On TV I've seen those wall hooks that you press to stick on and then stretch the adhesive down to release. I can't remember what they are called, and I've never used them. Don't know if they would work on vinyl siding.


----------



## dippedstix (Jul 2, 2009)

creepingdth said:


> anyone have any suggestions on how to hang decorations on vinyl siding without buying the $8 and up siding clips?


I have the same problem. I am on a corner so the entire side of my house is exposed. I need to decorate it with something. I have a large banner I'm thinking of taping up. I have seen those vinyl siding hooks too but have never tried them. I think I read some reviews about them and think they were pretty good. Here's a couple of links... 

Amazon.com: Christmas Mountain VSH05 2 Pack Vinyl Siding Hook: Home Improvement

S Hooks for Vinyl Siding - Improvements Catalog


----------



## Muffy (Sep 25, 2006)

WE hang a lot of strings of lights on our garage & the front of the house. We use those clips you see at xmas to string lights on your gutters, they work great for us. We also hang plastic scene setters from them. We use that long extension pole ya see at Lowe's at Xmas to hang everything so we don't even have to get up on the ladder. Makes good sense for Seniors!lol

OH OH think I misunderstood the inquiry!


----------



## Jack Reaper (Nov 19, 2003)

Duct Tape.....Cheap, effective...


----------



## FirstSpartan (Aug 7, 2008)

Many of the vinyl sheeting have vent holes on the bottom which just so happen to be the same size as paper clips. I just open up the paper clip, make a loop at the bottom and bend the ends 90 degrees and squeeze them into the holes. For small props 1 or 2 clips are enough and I'll use 3 or 4 paper clips with fishing line to hang some of the larger props like the spiders from Spirit. 

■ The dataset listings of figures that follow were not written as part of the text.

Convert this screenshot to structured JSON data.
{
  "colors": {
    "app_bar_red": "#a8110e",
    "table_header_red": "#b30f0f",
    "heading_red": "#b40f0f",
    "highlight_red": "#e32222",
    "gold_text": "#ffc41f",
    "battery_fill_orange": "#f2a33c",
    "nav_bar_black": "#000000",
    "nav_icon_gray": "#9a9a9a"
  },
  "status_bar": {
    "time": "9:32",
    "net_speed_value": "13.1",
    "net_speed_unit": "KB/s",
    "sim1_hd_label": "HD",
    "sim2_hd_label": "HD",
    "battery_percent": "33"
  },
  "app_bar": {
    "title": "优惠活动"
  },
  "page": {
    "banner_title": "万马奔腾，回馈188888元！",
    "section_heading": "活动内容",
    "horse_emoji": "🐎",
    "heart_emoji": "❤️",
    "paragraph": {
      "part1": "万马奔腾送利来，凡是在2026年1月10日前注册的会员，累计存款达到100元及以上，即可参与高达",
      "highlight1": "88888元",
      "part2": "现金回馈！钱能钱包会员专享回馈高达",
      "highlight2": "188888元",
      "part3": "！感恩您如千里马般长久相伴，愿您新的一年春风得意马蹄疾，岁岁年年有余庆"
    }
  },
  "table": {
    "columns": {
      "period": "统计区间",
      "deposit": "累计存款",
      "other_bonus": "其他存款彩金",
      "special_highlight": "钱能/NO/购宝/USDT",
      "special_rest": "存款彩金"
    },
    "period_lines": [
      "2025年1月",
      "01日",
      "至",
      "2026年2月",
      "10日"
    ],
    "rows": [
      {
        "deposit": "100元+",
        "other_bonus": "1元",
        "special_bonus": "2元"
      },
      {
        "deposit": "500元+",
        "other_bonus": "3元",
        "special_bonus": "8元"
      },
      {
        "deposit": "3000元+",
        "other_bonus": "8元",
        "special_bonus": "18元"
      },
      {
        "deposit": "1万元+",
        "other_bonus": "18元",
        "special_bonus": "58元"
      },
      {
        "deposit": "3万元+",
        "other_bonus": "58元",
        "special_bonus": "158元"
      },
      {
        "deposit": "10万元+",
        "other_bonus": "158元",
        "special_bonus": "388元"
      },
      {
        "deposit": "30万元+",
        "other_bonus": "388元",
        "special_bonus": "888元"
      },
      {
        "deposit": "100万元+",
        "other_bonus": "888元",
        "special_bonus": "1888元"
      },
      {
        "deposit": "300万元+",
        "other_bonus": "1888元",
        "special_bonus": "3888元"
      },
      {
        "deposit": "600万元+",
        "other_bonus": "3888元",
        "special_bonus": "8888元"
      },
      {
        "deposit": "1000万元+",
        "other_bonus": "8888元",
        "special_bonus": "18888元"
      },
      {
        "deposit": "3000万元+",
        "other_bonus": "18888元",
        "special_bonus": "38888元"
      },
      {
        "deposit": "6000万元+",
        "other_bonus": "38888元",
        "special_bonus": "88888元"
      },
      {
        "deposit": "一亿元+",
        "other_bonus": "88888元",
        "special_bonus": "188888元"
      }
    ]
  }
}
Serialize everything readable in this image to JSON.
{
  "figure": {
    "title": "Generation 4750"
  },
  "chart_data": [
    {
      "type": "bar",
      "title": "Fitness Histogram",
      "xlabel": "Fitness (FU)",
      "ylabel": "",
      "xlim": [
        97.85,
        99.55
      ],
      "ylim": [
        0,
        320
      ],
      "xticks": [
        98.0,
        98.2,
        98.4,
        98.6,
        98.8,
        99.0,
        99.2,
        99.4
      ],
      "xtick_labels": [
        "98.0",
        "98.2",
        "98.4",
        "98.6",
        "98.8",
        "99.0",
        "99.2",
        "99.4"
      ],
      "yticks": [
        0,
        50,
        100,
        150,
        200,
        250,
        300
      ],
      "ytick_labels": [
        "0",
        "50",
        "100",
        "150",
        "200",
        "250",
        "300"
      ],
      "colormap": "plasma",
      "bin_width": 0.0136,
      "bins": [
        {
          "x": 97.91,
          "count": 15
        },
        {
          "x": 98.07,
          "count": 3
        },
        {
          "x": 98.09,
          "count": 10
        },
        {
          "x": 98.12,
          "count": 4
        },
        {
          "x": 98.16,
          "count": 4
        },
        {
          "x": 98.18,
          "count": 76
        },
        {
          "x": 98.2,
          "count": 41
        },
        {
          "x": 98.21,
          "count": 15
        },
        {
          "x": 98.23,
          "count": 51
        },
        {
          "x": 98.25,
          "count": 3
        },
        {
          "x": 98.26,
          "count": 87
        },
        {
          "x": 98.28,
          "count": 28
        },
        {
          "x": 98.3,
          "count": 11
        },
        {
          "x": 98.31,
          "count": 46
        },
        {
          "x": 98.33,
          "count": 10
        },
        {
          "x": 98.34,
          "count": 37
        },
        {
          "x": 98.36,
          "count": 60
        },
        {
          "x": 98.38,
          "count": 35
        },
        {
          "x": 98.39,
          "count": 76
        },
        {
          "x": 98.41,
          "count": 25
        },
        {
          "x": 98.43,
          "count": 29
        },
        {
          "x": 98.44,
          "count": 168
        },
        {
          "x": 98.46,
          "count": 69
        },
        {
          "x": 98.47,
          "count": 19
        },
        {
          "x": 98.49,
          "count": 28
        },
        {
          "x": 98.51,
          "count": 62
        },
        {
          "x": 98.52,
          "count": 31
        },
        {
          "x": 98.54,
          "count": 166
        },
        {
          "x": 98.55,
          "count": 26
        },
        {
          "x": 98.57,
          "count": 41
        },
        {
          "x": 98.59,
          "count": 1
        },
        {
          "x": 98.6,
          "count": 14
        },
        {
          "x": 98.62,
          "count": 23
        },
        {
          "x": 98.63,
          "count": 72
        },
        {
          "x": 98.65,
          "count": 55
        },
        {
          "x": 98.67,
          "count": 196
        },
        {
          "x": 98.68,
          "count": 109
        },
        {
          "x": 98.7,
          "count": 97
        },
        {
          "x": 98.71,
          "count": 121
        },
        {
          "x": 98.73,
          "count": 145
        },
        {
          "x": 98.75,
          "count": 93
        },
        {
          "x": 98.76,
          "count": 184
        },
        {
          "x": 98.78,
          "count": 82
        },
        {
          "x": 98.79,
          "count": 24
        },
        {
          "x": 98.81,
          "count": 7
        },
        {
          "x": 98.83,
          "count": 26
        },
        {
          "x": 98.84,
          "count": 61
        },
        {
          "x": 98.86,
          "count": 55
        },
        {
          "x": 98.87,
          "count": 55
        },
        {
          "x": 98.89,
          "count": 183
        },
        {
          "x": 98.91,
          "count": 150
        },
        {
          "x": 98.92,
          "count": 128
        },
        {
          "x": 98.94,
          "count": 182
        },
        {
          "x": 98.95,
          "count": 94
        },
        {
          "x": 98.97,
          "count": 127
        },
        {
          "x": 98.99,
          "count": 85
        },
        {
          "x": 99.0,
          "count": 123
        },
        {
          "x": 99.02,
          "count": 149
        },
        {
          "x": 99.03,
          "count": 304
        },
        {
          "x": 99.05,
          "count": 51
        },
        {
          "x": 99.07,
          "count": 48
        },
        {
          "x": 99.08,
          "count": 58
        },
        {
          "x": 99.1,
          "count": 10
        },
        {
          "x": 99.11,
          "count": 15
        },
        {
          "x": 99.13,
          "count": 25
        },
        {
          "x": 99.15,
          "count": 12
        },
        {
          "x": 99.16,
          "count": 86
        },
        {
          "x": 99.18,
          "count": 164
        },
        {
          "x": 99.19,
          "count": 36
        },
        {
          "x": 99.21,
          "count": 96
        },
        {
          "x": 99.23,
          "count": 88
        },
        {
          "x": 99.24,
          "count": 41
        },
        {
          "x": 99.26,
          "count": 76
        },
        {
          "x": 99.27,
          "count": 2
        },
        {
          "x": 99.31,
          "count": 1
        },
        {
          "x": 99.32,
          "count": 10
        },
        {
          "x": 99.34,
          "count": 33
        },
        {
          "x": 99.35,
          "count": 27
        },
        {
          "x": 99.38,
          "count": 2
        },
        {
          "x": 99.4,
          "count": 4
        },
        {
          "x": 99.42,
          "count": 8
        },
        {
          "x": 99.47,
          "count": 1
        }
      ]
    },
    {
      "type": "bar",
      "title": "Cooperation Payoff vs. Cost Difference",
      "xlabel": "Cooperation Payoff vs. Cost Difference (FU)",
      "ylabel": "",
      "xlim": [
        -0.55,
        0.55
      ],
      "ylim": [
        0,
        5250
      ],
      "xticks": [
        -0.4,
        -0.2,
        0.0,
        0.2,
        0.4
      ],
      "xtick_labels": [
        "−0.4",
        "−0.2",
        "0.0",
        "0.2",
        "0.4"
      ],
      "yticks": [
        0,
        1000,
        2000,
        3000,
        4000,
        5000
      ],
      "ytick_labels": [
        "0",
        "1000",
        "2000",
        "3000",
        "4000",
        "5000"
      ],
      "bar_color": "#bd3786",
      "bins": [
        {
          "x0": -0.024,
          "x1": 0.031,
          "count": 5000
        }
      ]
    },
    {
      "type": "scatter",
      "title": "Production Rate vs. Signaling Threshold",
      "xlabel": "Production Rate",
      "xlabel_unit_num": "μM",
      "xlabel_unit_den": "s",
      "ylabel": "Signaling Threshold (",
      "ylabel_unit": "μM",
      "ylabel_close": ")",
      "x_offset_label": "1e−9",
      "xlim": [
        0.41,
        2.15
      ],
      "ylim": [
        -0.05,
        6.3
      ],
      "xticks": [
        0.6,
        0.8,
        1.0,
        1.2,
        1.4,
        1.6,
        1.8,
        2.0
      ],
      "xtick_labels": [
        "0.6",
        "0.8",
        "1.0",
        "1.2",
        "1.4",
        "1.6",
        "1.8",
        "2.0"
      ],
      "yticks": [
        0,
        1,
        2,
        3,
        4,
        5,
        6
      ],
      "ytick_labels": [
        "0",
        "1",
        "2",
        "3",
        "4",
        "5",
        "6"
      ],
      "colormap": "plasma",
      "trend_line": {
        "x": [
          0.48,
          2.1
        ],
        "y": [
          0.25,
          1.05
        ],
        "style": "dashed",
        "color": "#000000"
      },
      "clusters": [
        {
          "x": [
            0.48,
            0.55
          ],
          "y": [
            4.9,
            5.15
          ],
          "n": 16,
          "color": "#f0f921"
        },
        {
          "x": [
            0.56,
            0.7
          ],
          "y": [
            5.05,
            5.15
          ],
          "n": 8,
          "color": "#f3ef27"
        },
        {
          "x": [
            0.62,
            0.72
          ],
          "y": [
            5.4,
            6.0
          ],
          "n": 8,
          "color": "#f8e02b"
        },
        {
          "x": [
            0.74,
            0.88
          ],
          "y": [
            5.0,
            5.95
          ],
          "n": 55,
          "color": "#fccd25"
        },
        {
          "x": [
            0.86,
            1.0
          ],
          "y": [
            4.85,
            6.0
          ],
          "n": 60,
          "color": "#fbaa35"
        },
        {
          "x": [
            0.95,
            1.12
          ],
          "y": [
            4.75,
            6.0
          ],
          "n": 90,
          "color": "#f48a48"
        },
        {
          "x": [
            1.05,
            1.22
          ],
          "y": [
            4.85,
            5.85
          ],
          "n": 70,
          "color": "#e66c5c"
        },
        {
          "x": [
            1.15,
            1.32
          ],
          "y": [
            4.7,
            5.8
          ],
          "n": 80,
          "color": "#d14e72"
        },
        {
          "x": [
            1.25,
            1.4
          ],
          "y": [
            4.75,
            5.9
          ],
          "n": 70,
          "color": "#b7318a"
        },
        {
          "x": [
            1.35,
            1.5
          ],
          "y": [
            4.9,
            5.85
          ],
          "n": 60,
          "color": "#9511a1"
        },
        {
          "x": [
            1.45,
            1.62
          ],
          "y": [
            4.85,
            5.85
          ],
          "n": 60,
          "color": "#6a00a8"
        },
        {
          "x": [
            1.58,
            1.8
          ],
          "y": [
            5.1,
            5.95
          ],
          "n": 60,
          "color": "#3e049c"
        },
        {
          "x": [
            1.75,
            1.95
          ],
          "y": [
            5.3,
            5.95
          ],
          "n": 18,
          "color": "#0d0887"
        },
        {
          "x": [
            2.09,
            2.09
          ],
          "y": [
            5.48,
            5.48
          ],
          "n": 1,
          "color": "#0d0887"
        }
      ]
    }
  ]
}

I would just say to be carefully about how much weight you put on each sheet. I've never had a problem in past years but then again I'm not too worried about repairs as my father and brother are carpenters and to them it's an 'easy' fix if I can't figure it out myself.

Here's a pic of the spider on the side of the house. It was pretty light but I used 2 or 3 clips for it. There was some more spiders on the other side of the house but no pics, sorry. I'm also on a corner lot so I have a whole side of house to play with. This year I think we're going to put a lot of spiders crawling across the side of the house


----------



## drsprite (Aug 29, 2008)

last year i used the 3M hooks that have removable adhesive. they sell them everywhere - Target, CVS, Walgreens, Wal-Mart, etc..

Here's a quick google search to show what I mean...

Sam's Club - 3M Removable Utility Hooks with Command™ Adhesive


----------



## Ghost of Spookie (Sep 28, 2008)

Nice haunt FirstSpartan!

Creepingdth, below is a link to a post I made in which I responded to someone looking for vinyl siding hooks to put up beef netting on the side of their vinyl-clad house. These are under $8. The hooks run $2.50-$3.00 per hook depending on the style. JMT Home Products' hooks support 5-6 pounds. The post also mentions hooks for those homes with brickwork in case anyone has that requirement.

http://www.halloweenforum.com/687578-post5.html

BTW I'd be careful with duct tape. That stuff adheres really well and might not come off without doing damage. JMO.


----------



## creepingdth (Sep 10, 2009)

thanks everyone, never thought of paper clips, think i'll be trying that. btw, love the house


----------



## Dragonomine (Sep 28, 2008)

Jack Reaper said:


> Duct Tape.....Cheap, effective...


And the backing glue is still on my vinyl and painted porch posts. Ruined.


----------



## creepingdth (Sep 10, 2009)

anyone else have pics or ideas of how to decorate the side of your house?


----------